著名トレーダーであるコーエン氏は2024年4月3日、AIの進歩(英文記事)が、米国における週4日労働の導入を後押しするだろうと示唆しました。

「AI時代がはじまりつつあります」と、コーエン氏はCNBCに語りました。

一般的に、金曜日は全然だめ、金曜日は生産性が低い、という話を耳にします。ですから、AIの登場に伴い(週4日労働は)起こりうると思います。

こうも述べました。

正確な時期はまだ定かではないものの、コーエン氏は当然のことながら、労働日数の短縮に伴って生じる投資機会に目を向けています。週の労働日数が短くなれば、最終的には、レジャー経済圏で事業を展開する企業に利益がもたらされるはずです。

これは、旅行から体験に至るまでのあらゆることに当てはまります。彼が最近PGAツアー(プロゴルフツアーを運営する団体)に投資したのも、1つにはそれで説明がつきそうです。

週4日労働の概念は、決して新しいものではありません。
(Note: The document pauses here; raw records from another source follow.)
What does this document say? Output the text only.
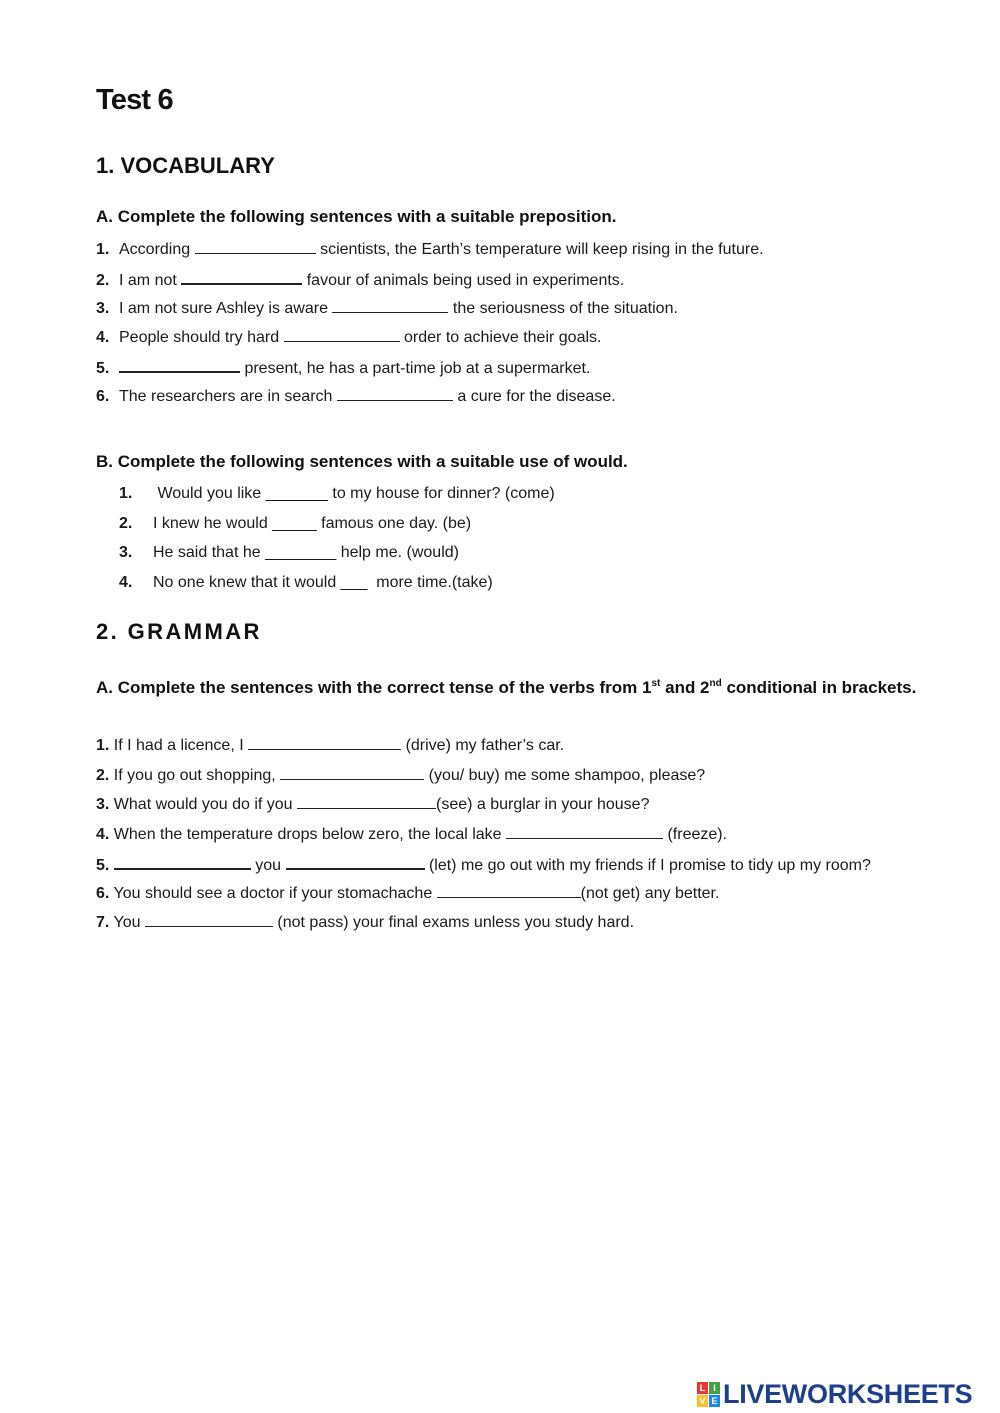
Test 6
1. VOCABULARY

A. Complete the following sentences with a suitable preposition.

1. According	scientists, the Earth’s temperature will keep rising in the future.
2. I am not	favour of animals being used in experiments.
3. I am not sure Ashley is aware	the seriousness of the situation.
4. People should try hard	order to achieve their goals.
5.	present, he has a part-time job at a supermarket.
6. The researchers are in search	a cure for the disease.

B. Complete the following sentences with a suitable use of would.

1. Would you like _______ to my house for dinner? (come)
2. I knew he would _____ famous one day. (be)
3. He said that he ________ help me. (would)
4. No one knew that it would ___  more time.(take)
2. GRAMMAR

A. Complete the sentences with the correct tense of the verbs from 1st and 2nd conditional in brackets.

1. If I had a licence, I	(drive) my father’s car.
2. If you go out shopping,	(you/ buy) me some shampoo, please?
3. What would you do if you	(see) a burglar in your house?
4. When the temperature drops below zero, the local lake	(freeze).
5.	you	(let) me go out with my friends if I promise to tidy up my room?
6. You should see a doctor if your stomachache	(not get) any better.
7. You	(not pass) your final exams unless you study hard.
L I
V E LIVEWORKSHEETS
リチャード・ニクソン氏は副大統領時代に、この考えを検討したことがあります。それから60年が経ち、メリーランド州では、パイロットプログラムを通じて週労働時間の短縮を検討する法案が議会に提出されました。

結局この試みは、2023年3月に法案提案者が取り下げたため、失敗に終わりました。コストの問題や、議員たちが新しいことに挑戦したがらなかったことが理由です。

けれども、2024年3月にバーニー・サンダーズ上院議員(無所属、バーモント州選出)が週4日労働を全国的に導入する法案を発表(英文記事)したことで、同様のそしてより広範な概念が復活しました。サンダース上院議員の法案は、標準的な労働時間を1週間に40時間から32時間に短縮することも求めています。

サンダース議員は、法案を発表した3月の声明で、「賃金カットなしで週32時間労働へ移行することは、過激な考えではありません」と述べました。そのコストを持つことになる企業経営者たちは、サンダース氏の意見に同意しない可能性が高く、今のところ、合意形成の足取りはおぼつかないものです。

週40時間労働は、1938年に米連邦議会が公正労働基準法を可決して以来、社会をかたちづくってきたものです。これを乗り越えるのは難しいでしょう。

さらに1世紀さかのぼれば、労働条件はもっと劣悪でした。産業革命期には、労働者は週に80から100時間の労働を強いられていました。1866年には全国労働同盟(National Labor Union)が創設され、1日8時間労働制を定着させようと働きかけました。これは失敗に終わったものの、労働時間の短縮に対する世論の支持を集めるのに役立ちました。最終的には、先述した1938年の公正労働基準法の制定につながったわけです。

サンダース議員の提案に関しては、ビル・キャシディ上院議員(共和党、ルイジアナ州選出)をはじめとする共和党の議員たちがすでに反発しており、小規模企業の人手不足を悪化させると反論しています。

ヘッジファンド会社「Point72」を所有するコーエン氏の場合、金曜日に市場が開いている限り、週4日労働は、彼の社員やトレーダーには当てはまらないとしています。「われわれのことはさておき、大多数の人々はいずれかの時点で、週末が3日あるようになるでしょう」と同氏は述べています。